Chacun était d'un mérite trop grand et d'un rang trop élevé, et la désignation était trop claire et trop manifeste (pour qu'il y eût désaccord et contestation). Et il est indiscutable que le prophète était d'un rang plus élevé et plus grand qu'Abû Bakr, Umar et les hommes du Conseil, que dis-je ? il les surpassait tous, et s'il avait  désigné quelqu'un, cette désignation aurait été nécessairement tout aussi manifeste et transmise tout aussi bien que sa désignation de la tribu de Quraïsh d'une façon formelle pour assurer l'Imâma en ces termes : " Les Imâms seront de Quraïsh" et " cette fonction de commandement (amr) ne sera exercée que par Quraïsh" et " Ce commandement ne cessera pas (d'être exercé) par Quraïsh" et " Les Musulmans (devront suivre) fidèlement Quraïsh" (11). De la même façon que nous ont été transmises ses désignations de gouverneurs et de juges, tels que Ja'far ibn Abi Tâlib, Zayd ibn Hâritha, Mu'âdh ibn Jabal, Usâma ibn Zayd et Abd Allâh ibn Rawâda, entre autres. Il en va de même pour le caractère manifeste de cette désignation de Umar par Abû Bakr et celle des hommes du Conseil par Umar. L'élite de cette Communauté et les grands Docteurs repoussent la thèse selon laquelle le prophète  aurait désigné explicitement une personne déterminée; il a désigné seulement la tribu de Quraïsh dans son ensemble et sans précision. Puisqu'il en est ainsi, on sait que cette désignation personnelle d'une personne déterminée est sans le moindre fondement. Celui qui prétendrait malgré tout qu'elle avait été faite en faveur de quelqu'un, a tort, et il doit être sévèrement traité, réprimandé et blâmé, pour avoir attribué aux Compagnons le fait d'être de connivence pour cacher cette nomination, dans l'intention de faire passer le commandement de la Communauté à quelqu'un d'autre que celui qui était désigné.
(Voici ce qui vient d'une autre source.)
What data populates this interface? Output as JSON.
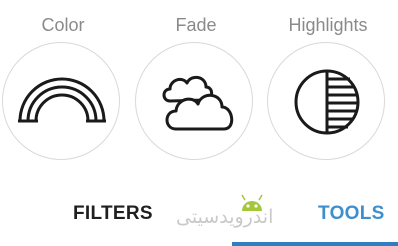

Celui qui soutient une pareille chose à l'égard des Compagnons, suit une voie qui n'est pas celle des Croyants, et il fait preuve de rébellion envers ceux qui, après l'Envoyé de DIEU, le Sceau des Prophètes, sont les Elus du Seigneur des Monde !
à suivre...


source : La profession de Foi (Ibn'Arabi)
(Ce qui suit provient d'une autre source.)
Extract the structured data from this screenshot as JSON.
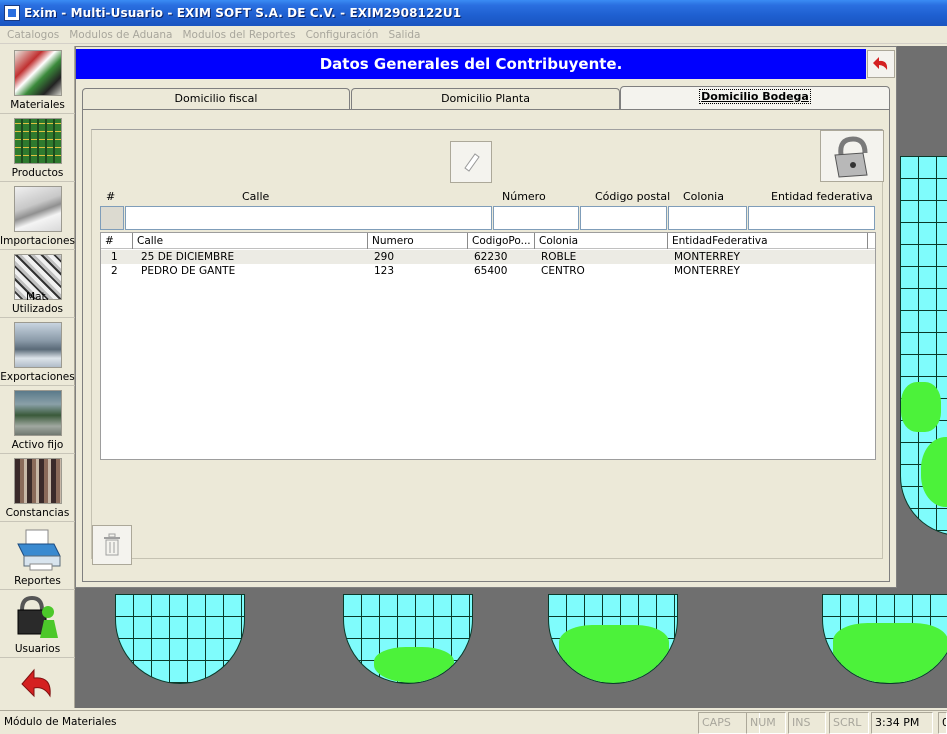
{
  "window": {
    "title": "Exim - Multi-Usuario - EXIM SOFT S.A. DE C.V. - EXIM2908122U1"
  },
  "menu": [
    "Catalogos",
    "Modulos de Aduana",
    "Modulos del Reportes",
    "Configuración",
    "Salida"
  ],
  "sidebar": {
    "items": [
      {
        "label": "Materiales",
        "icon": "materials-icon"
      },
      {
        "label": "Productos",
        "icon": "circuit-board-icon"
      },
      {
        "label": "Importaciones",
        "icon": "airplane-icon"
      },
      {
        "label": "Mat. Utilizados",
        "icon": "parts-icon"
      },
      {
        "label": "Exportaciones",
        "icon": "ship-icon"
      },
      {
        "label": "Activo fijo",
        "icon": "factory-icon"
      },
      {
        "label": "Constancias",
        "icon": "warehouse-icon"
      },
      {
        "label": "Reportes",
        "icon": "printer-icon"
      },
      {
        "label": "Usuarios",
        "icon": "user-lock-icon"
      },
      {
        "label": "",
        "icon": "back-arrow-icon"
      }
    ]
  },
  "dialog": {
    "title": "Datos Generales del Contribuyente.",
    "tabs": [
      "Domicilio fiscal",
      "Domicilio Planta",
      "Domicilio Bodega"
    ],
    "active_tab": "Domicilio Bodega",
    "form_headers": {
      "num": "#",
      "calle": "Calle",
      "numero": "Número",
      "cp": "Código postal",
      "colonia": "Colonia",
      "entidad": "Entidad federativa"
    },
    "inputs": {
      "calle": "",
      "numero": "",
      "cp": "",
      "colonia": "",
      "entidad": ""
    },
    "grid": {
      "columns": [
        "#",
        "Calle",
        "Numero",
        "CodigoPo...",
        "Colonia",
        "EntidadFederativa"
      ],
      "rows": [
        [
          "1",
          "25 DE DICIEMBRE",
          "290",
          "62230",
          "ROBLE",
          "MONTERREY"
        ],
        [
          "2",
          "PEDRO DE GANTE",
          "123",
          "65400",
          "CENTRO",
          "MONTERREY"
        ]
      ]
    }
  },
  "status": {
    "message": "Módulo de Materiales",
    "caps": "CAPS",
    "num": "NUM",
    "ins": "INS",
    "scrl": "SCRL",
    "time": "3:34 PM",
    "extra": "0"
  },
  "colors": {
    "title_bar": "#2a6fe0",
    "dialog_header": "#0000ff",
    "globe_water": "#7ffcfc",
    "globe_land": "#4cf23a"
  }
}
  1. Allusion symbolique aux sept dormants de la caverne, Coran XVII, 13.
  2. Coran, XXV, 74.
  3. Coran, XXI, 101.
  4. C'est une façon de désigner les Musulmans, parce que la Prière en direction de la Mecque symbolise bien ce qui les unit en dépit de leurs divergences.
  5. On trouvera ces traditions dans les recueils canoniques, en particulier chez Tirmidhi: Kitâb al-manâqib, bâb 16, 37, 38. 
  6. Coran V, 38.
  7. Coran XXIV, 2.
  8. Voir Tabarî, Ta'rîkh, I, I840-2.
  9. Voir par exemple Bukhâri v, 8. Il s'agit de Sa'd Ibn Ubâda; cf. Ibn Sa'd, Tabaqât, III/II, 142 et sq.
  10. Voir Bukhâri , IV, 217.
  11. On trouvera ces traditions dans Bukhâri, p. ex. : II, 77-78, et Ibn Hanbal, Musnad, p. ex: II, 29,93 , 128, 261; etc.